Evaluating patient outcomes following nerve repair using valid outcome measure tools is essential as it provides important feedback on results of sensorimotor recovery and function. A scale proposed by the Medical Research Council (MRC) is used to measure the strength of the individual muscle groups.[19] The MRC scale (Table 2) grades muscle power on a scale from 0 to 5.[20] There are also modified versions of the MRC scale, such as the Louisiana State University Health Sciences Centre (LSUMC) muscle grading system.[21]

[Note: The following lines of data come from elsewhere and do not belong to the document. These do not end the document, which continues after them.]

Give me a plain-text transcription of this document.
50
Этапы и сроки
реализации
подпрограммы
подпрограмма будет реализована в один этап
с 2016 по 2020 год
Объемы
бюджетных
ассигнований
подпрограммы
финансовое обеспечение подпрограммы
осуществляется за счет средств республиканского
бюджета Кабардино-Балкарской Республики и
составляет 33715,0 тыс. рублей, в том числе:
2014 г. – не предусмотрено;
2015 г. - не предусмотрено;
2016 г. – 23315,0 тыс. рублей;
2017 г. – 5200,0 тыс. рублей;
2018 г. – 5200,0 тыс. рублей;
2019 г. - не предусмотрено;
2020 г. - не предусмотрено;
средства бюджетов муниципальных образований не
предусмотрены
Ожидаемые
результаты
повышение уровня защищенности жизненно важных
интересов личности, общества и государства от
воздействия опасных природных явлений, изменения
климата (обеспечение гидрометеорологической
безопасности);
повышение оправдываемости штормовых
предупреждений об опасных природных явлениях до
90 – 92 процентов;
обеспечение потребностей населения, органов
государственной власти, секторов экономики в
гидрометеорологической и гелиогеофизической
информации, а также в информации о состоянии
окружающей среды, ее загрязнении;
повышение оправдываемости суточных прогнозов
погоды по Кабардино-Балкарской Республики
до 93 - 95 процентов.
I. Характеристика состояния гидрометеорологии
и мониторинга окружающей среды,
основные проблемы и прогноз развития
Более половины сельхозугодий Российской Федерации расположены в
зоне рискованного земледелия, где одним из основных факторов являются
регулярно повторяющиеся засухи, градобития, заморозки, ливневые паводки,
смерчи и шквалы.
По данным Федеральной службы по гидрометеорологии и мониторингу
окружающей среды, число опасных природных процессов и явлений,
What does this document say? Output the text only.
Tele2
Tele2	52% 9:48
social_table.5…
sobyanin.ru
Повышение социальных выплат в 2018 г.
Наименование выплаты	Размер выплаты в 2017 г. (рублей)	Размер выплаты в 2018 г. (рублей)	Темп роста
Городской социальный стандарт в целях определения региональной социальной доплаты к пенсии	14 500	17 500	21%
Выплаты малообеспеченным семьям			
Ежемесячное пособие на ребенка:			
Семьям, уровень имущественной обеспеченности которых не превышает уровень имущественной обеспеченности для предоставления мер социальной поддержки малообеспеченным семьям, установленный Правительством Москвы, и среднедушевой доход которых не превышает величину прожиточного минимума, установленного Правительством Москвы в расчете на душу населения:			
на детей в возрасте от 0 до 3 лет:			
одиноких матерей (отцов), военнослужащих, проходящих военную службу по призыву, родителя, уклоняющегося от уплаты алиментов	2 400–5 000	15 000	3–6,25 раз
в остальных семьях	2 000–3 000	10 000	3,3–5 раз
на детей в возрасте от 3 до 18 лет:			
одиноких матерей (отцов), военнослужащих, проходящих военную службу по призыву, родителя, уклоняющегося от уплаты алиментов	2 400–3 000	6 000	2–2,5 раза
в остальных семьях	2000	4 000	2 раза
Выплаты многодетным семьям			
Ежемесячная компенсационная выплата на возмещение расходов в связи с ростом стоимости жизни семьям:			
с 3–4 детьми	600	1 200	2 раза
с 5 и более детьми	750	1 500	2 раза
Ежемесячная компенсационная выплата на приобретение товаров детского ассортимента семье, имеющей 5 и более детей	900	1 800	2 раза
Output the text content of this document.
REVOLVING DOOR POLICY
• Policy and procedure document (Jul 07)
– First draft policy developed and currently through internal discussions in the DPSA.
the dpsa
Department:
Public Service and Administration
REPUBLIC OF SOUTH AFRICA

Injury to the sciatic nerve is a challenging and devastating complication of lower extremity trauma. Due to the large regeneration distances, many patients are often left with incomplete functional recovery even after successful surgical repair.[22] Indeed, outcomes have improved significantly over the last few decades due to advances in microsurgery; however, the current literature on sciatic nerve repairs, results, and follow-up assessment is scarce. This review aims to summarize the current literature on surgical repair techniques and the motor and sensory outcomes following sciatic nerve injuries.